У Веры Николаевны сразу меняется выражение лица. Она пожимает мне руку.
– А ветчину не забыла купить? – накидывается на нее Бунин.
Она протянула ему сверток, и он торопливо разворачивает его и шумно одобряет ветчину:
– Отличная! Сочная! Чуть с жирком, как я люблю. Молодец, Вера!
Она улыбается и за его спиной кивает мне заговорщически. Мы обе понимаем. Ветчина хороша оттого, что Бунин пришел в хорошее настроение. А мог бы и пробурчать: «Дрянь. Покупать не умеешь. Зря деньги тратишь. Не стану есть!» Что, впрочем, не помешало бы ему съесть ее всю, до последнего кусочка.
С ветчиной у Бунина сложные отношения и счеты. Еще до войны доктор однажды предписал ему есть ветчину за утренним завтраком. Прислугу Бунины никогда не держали, и Вера Николаевна, чтобы не ходить с раннего утра за ветчиной, решила покупать ее с вечера. Но Бунин просыпался ночью, шел на кухню и съедал ветчину. Так продолжалось с неделю, Вера Николаевна стала прятать ветчину в самые неожиданные места – то в кастрюле, то в книжном шкафу. Но Бунин постоянно находил ее и съедал. Как-то ей все же удалось спрятать ее так, что он не мог ее найти. Но толку из этого не получилось. Бунин разбудил Веру Николаевну среди ночи: «Вера, где ветчина? Черт знает что такое! Полтора часа ищу», – и Вера Николаевна, вскочив с постели, достала ветчину из укромного места за рамой картины и безропотно отдала ее Бунину.
А со следующего же утра стала вставать на полчаса раньше, чтобы успеть купить ветчину к пробуждению Бунина.
После завтрака Бунин, как он это часто делает, громко стучит в дверь нашей комнаты и сразу входит, не дожидаясь ответа.
Я встаю из-за черного «погребального стола» и спешу ему навстречу. Он, как всегда, церемонно целует мою руку, не снимая при этом широкополой шляпы, и мелкой старческой, шаркающей походкой направляется к креслу у окна, подбирая полы длинного верблюжьего халата.
Он тяжело опускается в кресло. Я смотрю на него. В «ярком, беспощадном свете дня», средиземноморского, ослепительного зимнего дня он кажется очень усталым. И очень старым.

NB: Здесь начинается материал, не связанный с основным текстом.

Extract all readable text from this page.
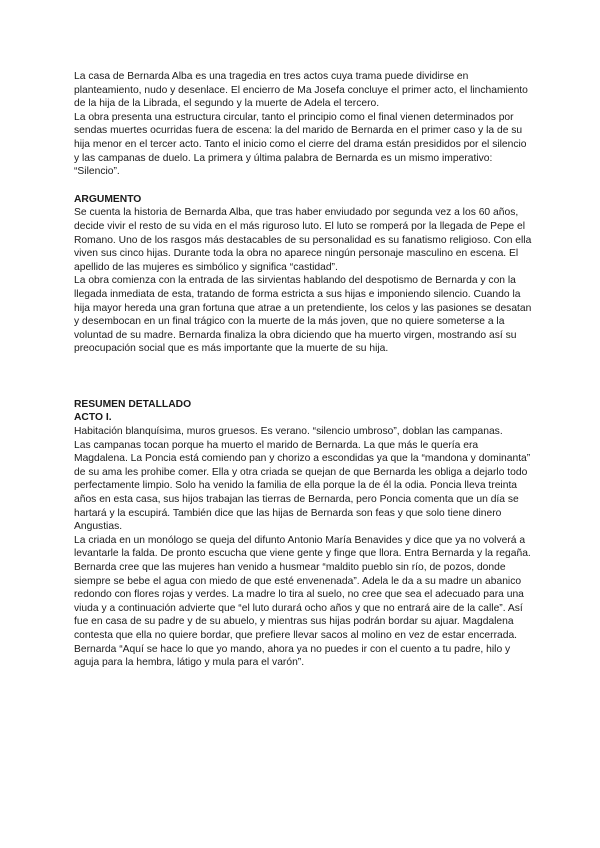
La casa de Bernarda Alba es una tragedia en tres actos cuya trama puede dividirse en planteamiento, nudo y desenlace. El encierro de Ma Josefa concluye el primer acto, el linchamiento de la hija de la Librada, el segundo y la muerte de Adela el tercero.

La obra presenta una estructura circular, tanto el principio como el final vienen determinados por sendas muertes ocurridas fuera de escena: la del marido de Bernarda en el primer caso y la de su hija menor en el tercer acto. Tanto el inicio como el cierre del drama están presididos por el silencio y las campanas de duelo. La primera y última palabra de Bernarda es un mismo imperativo: “Silencio”.

ARGUMENTO

Se cuenta la historia de Bernarda Alba, que tras haber enviudado por segunda vez a los 60 años, decide vivir el resto de su vida en el más riguroso luto. El luto se romperá por la llegada de Pepe el Romano. Uno de los rasgos más destacables de su personalidad es su fanatismo religioso. Con ella viven sus cinco hijas. Durante toda la obra no aparece ningún personaje masculino en escena. El apellido de las mujeres es simbólico y significa “castidad”.

La obra comienza con la entrada de las sirvientas hablando del despotismo de Bernarda y con la llegada inmediata de esta, tratando de forma estricta a sus hijas e imponiendo silencio. Cuando la hija mayor hereda una gran fortuna que atrae a un pretendiente, los celos y las pasiones se desatan y desembocan en un final trágico con la muerte de la más joven, que no quiere someterse a la voluntad de su madre. Bernarda finaliza la obra diciendo que ha muerto virgen, mostrando así su preocupación social que es más importante que la muerte de su hija.

RESUMEN DETALLADO

ACTO I.

Habitación blanquísima, muros gruesos. Es verano. “silencio umbroso”, doblan las campanas.

Las campanas tocan porque ha muerto el marido de Bernarda. La que más le quería era Magdalena. La Poncia está comiendo pan y chorizo a escondidas ya que la “mandona y dominanta” de su ama les prohibe comer. Ella y otra criada se quejan de que Bernarda les obliga a dejarlo todo perfectamente limpio. Solo ha venido la familia de ella porque la de él la odia. Poncia lleva treinta años en esta casa, sus hijos trabajan las tierras de Bernarda, pero Poncia comenta que un día se hartará y la escupirá. También dice que las hijas de Bernarda son feas y que solo tiene dinero Angustias.

La criada en un monólogo se queja del difunto Antonio María Benavides y dice que ya no volverá a levantarle la falda. De pronto escucha que viene gente y finge que llora. Entra Bernarda y la regaña.

Bernarda cree que las mujeres han venido a husmear “maldito pueblo sin río, de pozos, donde siempre se bebe el agua con miedo de que esté envenenada”. Adela le da a su madre un abanico redondo con flores rojas y verdes. La madre lo tira al suelo, no cree que sea el adecuado para una viuda y a continuación advierte que “el luto durará ocho años y que no entrará aire de la calle”. Así fue en casa de su padre y de su abuelo, y mientras sus hijas podrán bordar su ajuar. Magdalena contesta que ella no quiere bordar, que prefiere llevar sacos al molino en vez de estar encerrada. Bernarda “Aquí se hace lo que yo mando, ahora ya no puedes ir con el cuento a tu padre, hilo y aguja para la hembra, látigo y mula para el varón”.
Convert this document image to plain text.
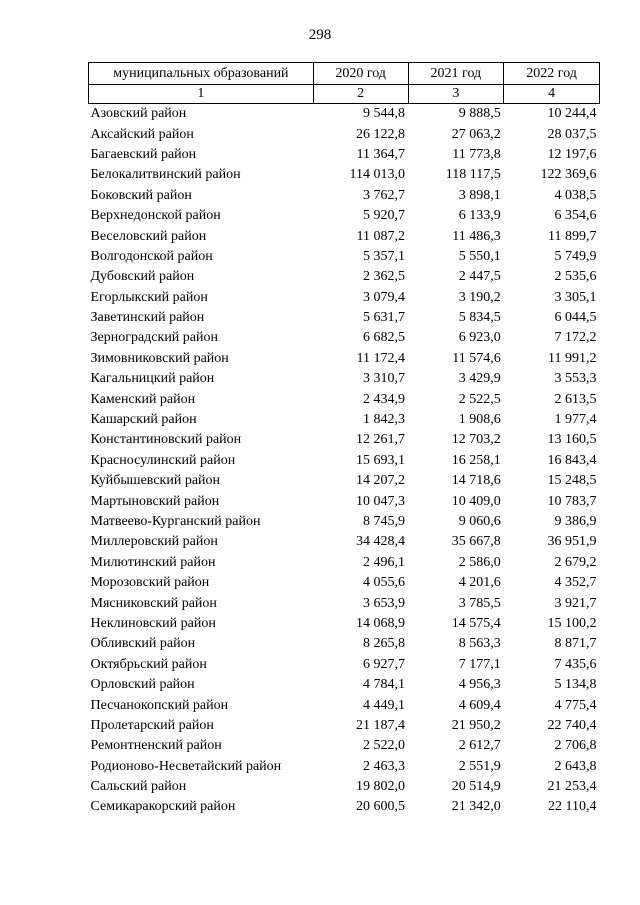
298
муниципальных образований	2020 год	2021 год	2022 год
1	2	3	4
Азовский район	9 544,8	9 888,5	10 244,4
Аксайский район	26 122,8	27 063,2	28 037,5
Багаевский район	11 364,7	11 773,8	12 197,6
Белокалитвинский район	114 013,0	118 117,5	122 369,6
Боковский район	3 762,7	3 898,1	4 038,5
Верхнедонской район	5 920,7	6 133,9	6 354,6
Веселовский район	11 087,2	11 486,3	11 899,7
Волгодонской район	5 357,1	5 550,1	5 749,9
Дубовский район	2 362,5	2 447,5	2 535,6
Егорлыкский район	3 079,4	3 190,2	3 305,1
Заветинский район	5 631,7	5 834,5	6 044,5
Зерноградский район	6 682,5	6 923,0	7 172,2
Зимовниковский район	11 172,4	11 574,6	11 991,2
Кагальницкий район	3 310,7	3 429,9	3 553,3
Каменский район	2 434,9	2 522,5	2 613,5
Кашарский район	1 842,3	1 908,6	1 977,4
Константиновский район	12 261,7	12 703,2	13 160,5
Красносулинский район	15 693,1	16 258,1	16 843,4
Куйбышевский район	14 207,2	14 718,6	15 248,5
Мартыновский район	10 047,3	10 409,0	10 783,7
Матвеево-Курганский район	8 745,9	9 060,6	9 386,9
Миллеровский район	34 428,4	35 667,8	36 951,9
Милютинский район	2 496,1	2 586,0	2 679,2
Морозовский район	4 055,6	4 201,6	4 352,7
Мясниковский район	3 653,9	3 785,5	3 921,7
Неклиновский район	14 068,9	14 575,4	15 100,2
Обливский район	8 265,8	8 563,3	8 871,7
Октябрьский район	6 927,7	7 177,1	7 435,6
Орловский район	4 784,1	4 956,3	5 134,8
Песчанокопский район	4 449,1	4 609,4	4 775,4
Пролетарский район	21 187,4	21 950,2	22 740,4
Ремонтненский район	2 522,0	2 612,7	2 706,8
Родионово-Несветайский район	2 463,3	2 551,9	2 643,8
Сальский район	19 802,0	20 514,9	21 253,4
Семикаракорский район	20 600,5	21 342,0	22 110,4
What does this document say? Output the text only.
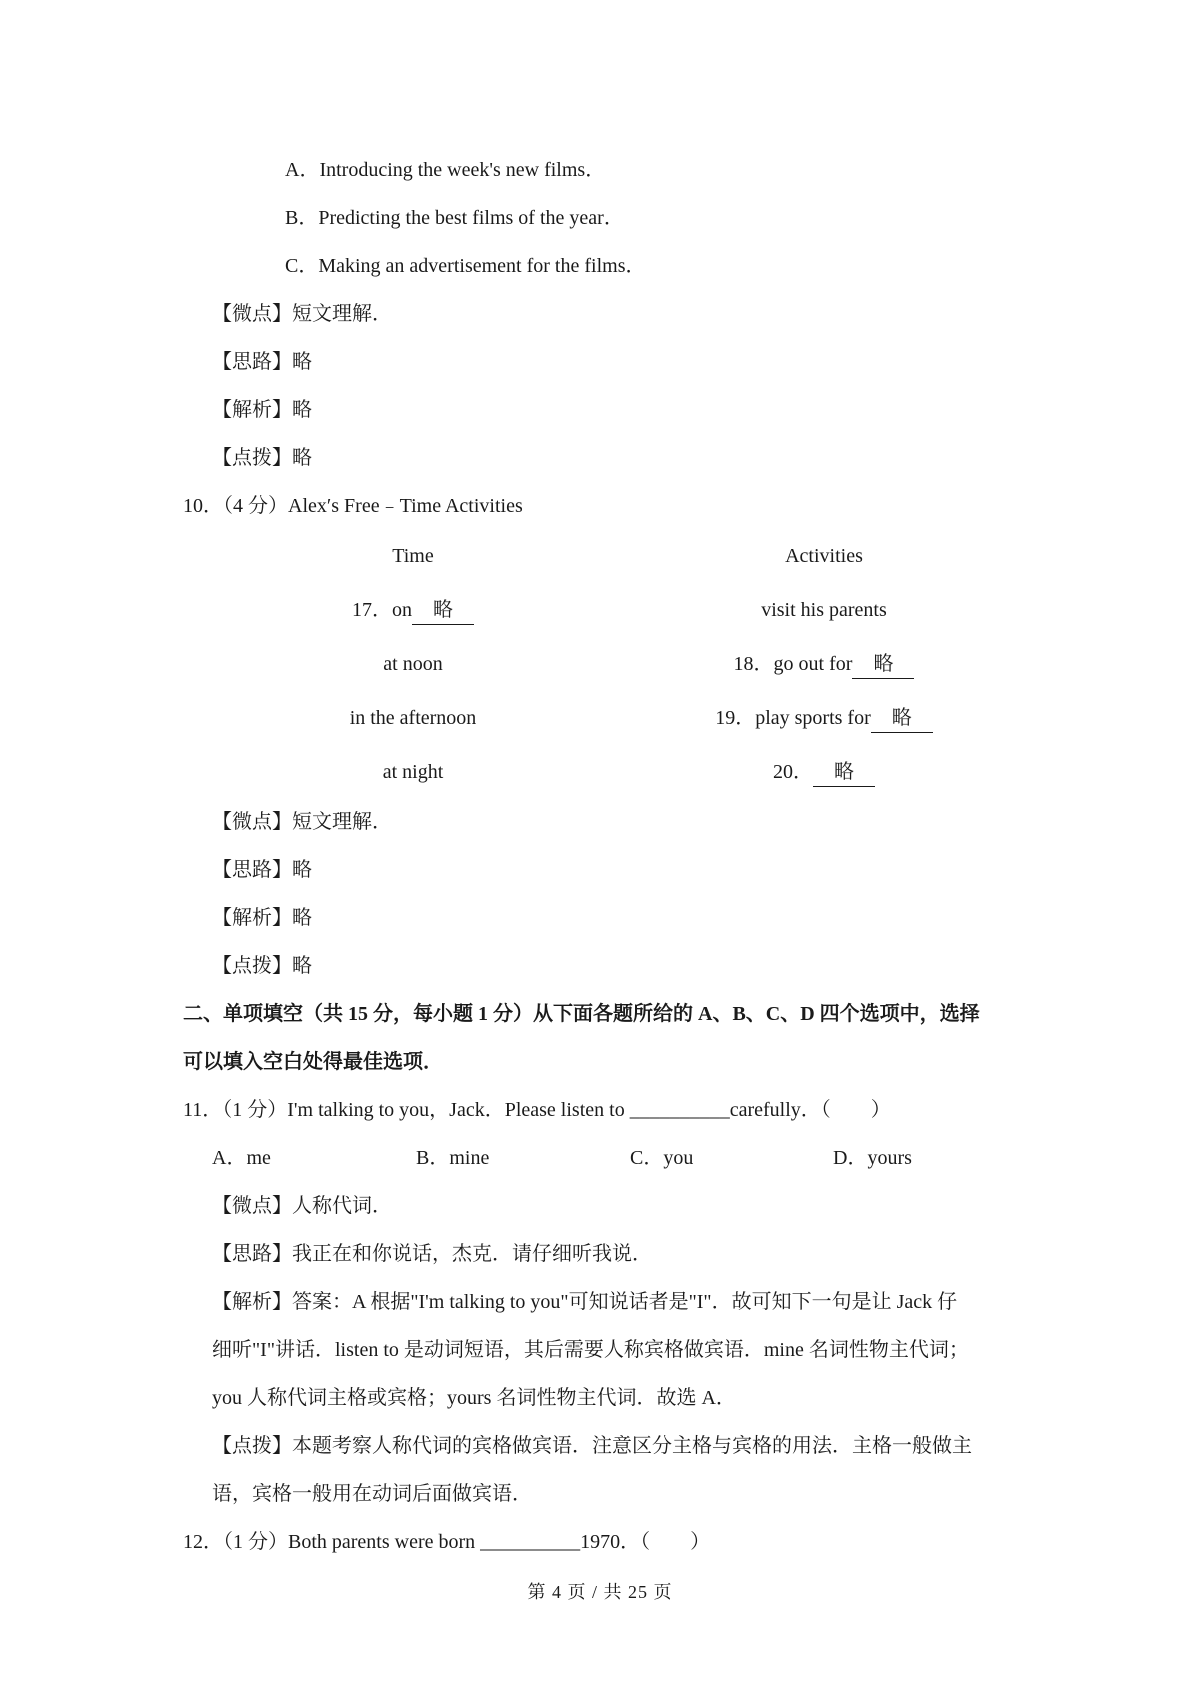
A．Introducing the week's new films．
B．Predicting the best films of the year．
C．Making an advertisement for the films．
【微点】短文理解．
【思路】略
【解析】略
【点拨】略
10．（4 分）Alex′s Free﹣Time Activities
Time	Activities
17．on 略	visit his parents
at noon	18．go out for 略
in the afternoon	19．play sports for 略
at night	20． 略
【微点】短文理解．
【思路】略
【解析】略
【点拨】略
二、单项填空（共 15 分，每小题 1 分）从下面各题所给的 A、B、C、D 四个选项中，选择
可以填入空白处得最佳选项．
11．（1 分）I'm talking to you，Jack．Please listen to __________carefully．（　　）
A．me	B．mine	C．you	D．yours
【微点】人称代词．
【思路】我正在和你说话，杰克．请仔细听我说．
【解析】答案：A 根据"I'm talking to you"可知说话者是"I"．故可知下一句是让 Jack 仔
细听"I"讲话．listen to 是动词短语，其后需要人称宾格做宾语．mine 名词性物主代词；
you 人称代词主格或宾格；yours 名词性物主代词．故选 A．
【点拨】本题考察人称代词的宾格做宾语．注意区分主格与宾格的用法．主格一般做主
语，宾格一般用在动词后面做宾语．
12．（1 分）Both parents were born __________1970．（　　）
第 4 页 / 共 25 页
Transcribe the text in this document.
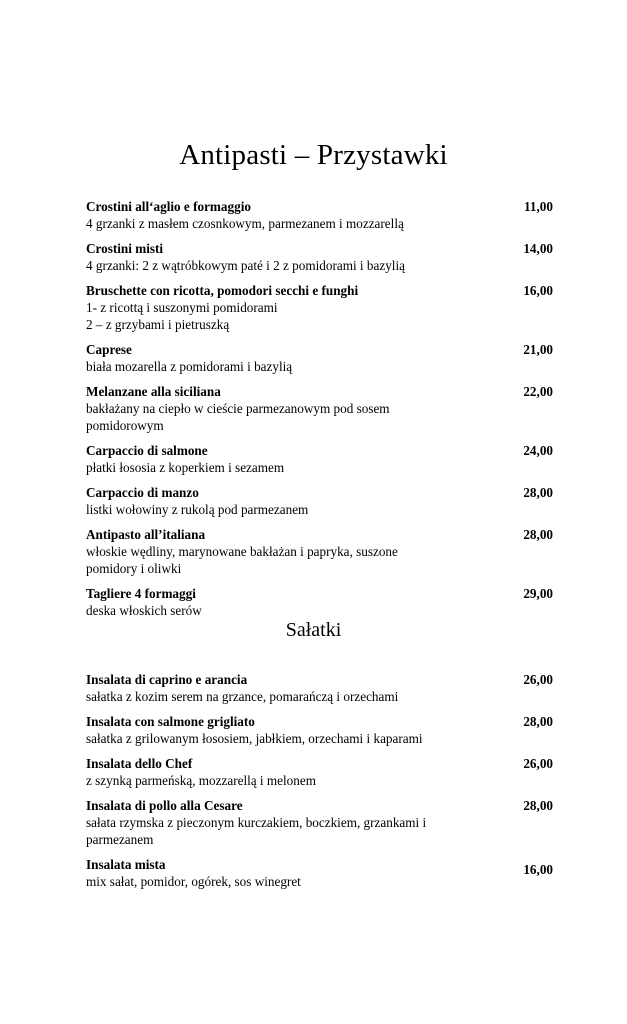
Antipasti – Przystawki
Crostini all‘aglio e formaggio
4 grzanki z masłem czosnkowym, parmezanem i mozzarellą
11,00
Crostini misti
4 grzanki: 2 z wątróbkowym paté i 2 z pomidorami i bazylią
14,00
Bruschette con ricotta, pomodori secchi e funghi
1- z ricottą i suszonymi pomidorami
2 – z grzybami i pietruszką
16,00
Caprese
biała mozarella z pomidorami i bazylią
21,00
Melanzane alla siciliana
bakłażany na ciepło w cieście parmezanowym pod sosem pomidorowym
22,00
Carpaccio di salmone
płatki łososia z koperkiem i sezamem
24,00
Carpaccio di manzo
listki wołowiny z rukolą pod parmezanem
28,00
Antipasto all’italiana
włoskie wędliny, marynowane bakłażan i papryka, suszone pomidory i oliwki
28,00
Tagliere 4 formaggi
deska włoskich serów
29,00
Sałatki
Insalata di caprino e arancia
sałatka z kozim serem na grzance, pomarańczą i orzechami
26,00
Insalata con salmone grigliato
sałatka z grilowanym łososiem, jabłkiem, orzechami i kaparami
28,00
Insalata dello Chef
z szynką parmeńską, mozzarellą i melonem
26,00
Insalata di pollo alla Cesare
sałata rzymska z pieczonym kurczakiem, boczkiem, grzankami i parmezanem
28,00
Insalata mista
mix sałat, pomidor, ogórek, sos winegret
16,00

В его по-прежнему зорких, внимательных и холодных глазах появилось несвойственное им выражение терпения и покорности. Синеватые мешки под глазами, горькие морщины по углам тонких, брезгливо сжатых губ, аскетически худые щеки. Нет, никогда он не казался мне таким смертельно усталым и несчастным. И как он бледен. Уж не болен ли он?
Я ставлю перед ним на подоконник пепельницу и осторожно спрашиваю:
– Вы себя хорошо чувствуете сегодня, Иван Алексеевич?
Он возмущенно пожимает плечами:
– Что за дикий вопрос! Я уже забыл, когда я себя хорошо чувствовал. Отвратительно – вот как я, изволите ли видеть, себя чувствую. От-вра-ти-тельно!
Он резко и раздраженно выхватывает пакет табаку из кармана халата и начинает сворачивать папиросу, но, вместо того чтобы закурить, кладет ее в пепельницу рядом с коробкой спичек и говорит, глядя прямо в окно:
– Неужели ни одна добрая душа не вспомнит обо мне? Если бы вы еще любили меня, то не могли бы видеть без негодования ту бесславную жизнь, которой я теперь живу.